How To Write High Converting Website, Funnel & Ad Copy

When I got started as an online marketer, I would design a sales funnel and make them look great but they weren’t converting very well. So I thought, what's the other piece to success? It’s the words. It’s the copy you use to capture and maintain your audience’s attention, you need to be able to communicate what it is that you’re selling to the right person and do it well.

Most sales funnels revolve around the business’ goals rather than those of the customer. From ad to landing page to checkout to confirmation email, too many marketers are making the online experience all about what’s easiest for them, instead of what’s easiest for the people actually doing the buying.

Which leaves potential customers frustrated, annoyed, and way less likely to convert. Your online sales funnel should be a conversion-friendly journey where your customers take action based on messaging that informs and inspires — not a money-hungry turbine that sucks them in and spits them out.

Inform and Inspire

Compelling sales funnel copywriting will use language that sparks a response in the reader, based on their position in the funnel, to keep them moving toward the next step. I am challenging you to take a real strong look at copy because typically it’s overlooked.

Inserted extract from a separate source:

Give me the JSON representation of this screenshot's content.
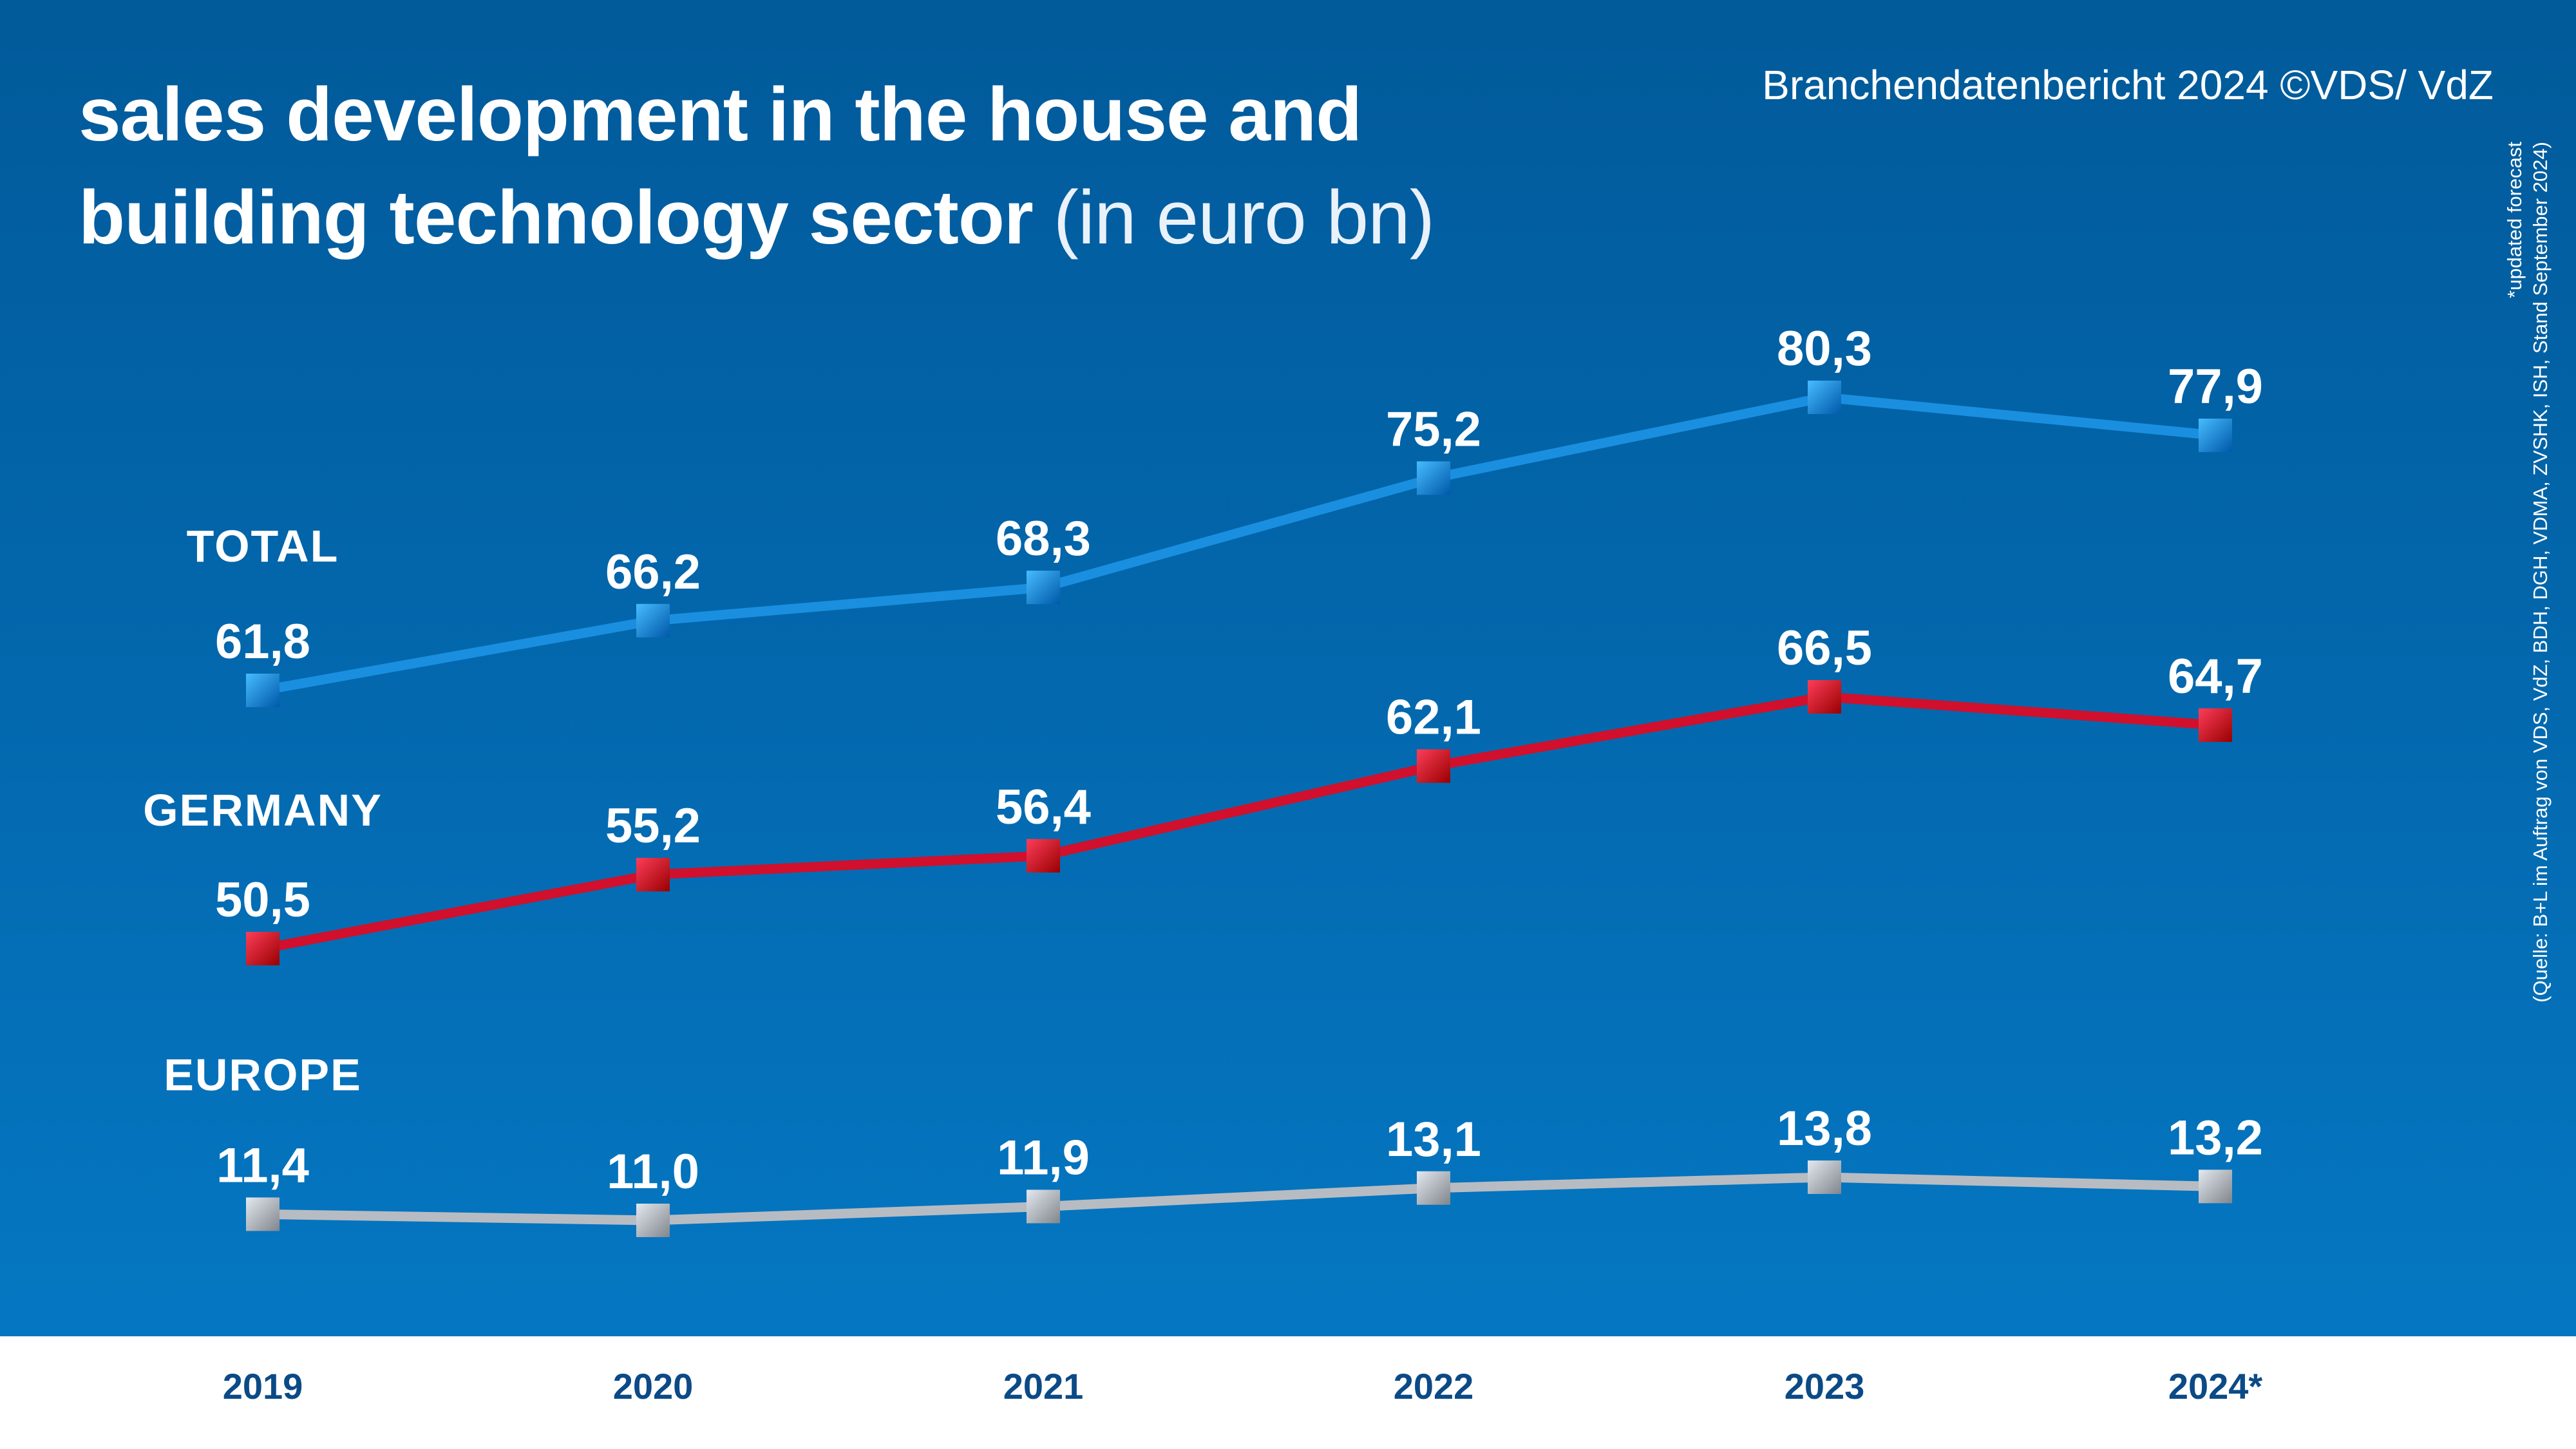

Turn Prospects into Customers with Better Copy

Here are some tips and strategies to help you start writing amazing website/funnel copy:

  1. Focus on the problems your target buyer is having. Your customer’s awareness level of their problem, the solutions available, and your brand all play into what information they need as they move from top to bottom of the funnel. If you know a certain industry has trouble generating leads then you can start your Facebook ads or other advertising content with “Calling all solar consultants, do you struggle to generate leads?” Now you’ve pulled them in and you can start delivering your objective to them. It doesn’t even need to be that transparent. The best copy delivers the problem without explicitly pointing it out. For example, “solar consultants, learn the one thing 98% of you are not doing to generate leads.” It’s more of a curiosity poke to get your audience interested in what it is you have to offer.
  1. Focus on your tone. In case you didn’t realize this, you’re not really selling that widget, piece of software, or solar panels. You’re actually selling the promise of how much better, easier, and more exciting your customer’s life will be once your product is in it. How you want your content to be contextualized and interpreted all comes down to the tone you choose to take. If you’re developing a highly technical product catered to business professionals, then your tone should be professional and informative. However, if you’re trying to connect with your audience on a personal, informal level - then it’s important to tone down your voice and focus on more conversational copy. It’s important to keep your tone consistent across every piece of copy you create.
  1. Always proofread. It seems self-explanatory, or you may believe your spell checker or Grammarly will catch every mistake. Regardless of how perfect you believe your copy is, always, always proofread at least twice. Those simple typos or formatting errors you would have caught if you gave your copy one more read could be contributing to your conversion rate. I know I’ve clicked away from articles that have clear typography errors. 
  1. Never forget about SEO. Search Engine Optimization is definitely a frequently used phrase in marketing - and for good reason. You could have the best design and great copy that solves a problem, but without strategically used SEO, no one is going to be able to find and read it. Every piece of copy, from your About page to your blogs, needs to use keywords and other SEO techniques to tell Google’s algorithms what it is you’re selling.

Not sure where to begin with your copy? Start by asking yourself these 4 questions:

  1. What is the state of awareness of my customer?
  2. What problems does my product or solution fix?
  3. What are the desires/needs driving my customer’s decision-making?
  4. What are my customer’s hesitations and concerns?

You need to know the problem and then offer the solution - that’s what will sell your product. Busting hesitations and alleviating concerns with copy is where the funnel really shines.

This is just scratching the surface, there is so much more involved in copy. But just knowing the tips above, talk to the people who have the problems your product or service will solve and then go to the selling and tell them why your product is so great - people will spend money to solve a problem, and if you can create exceptional copy, they’ll buy your product or service because they need it - regardless of the cost. So go ahead and solve that problem. The bigger problem you solve, the bigger paycheck you’re probably going to get.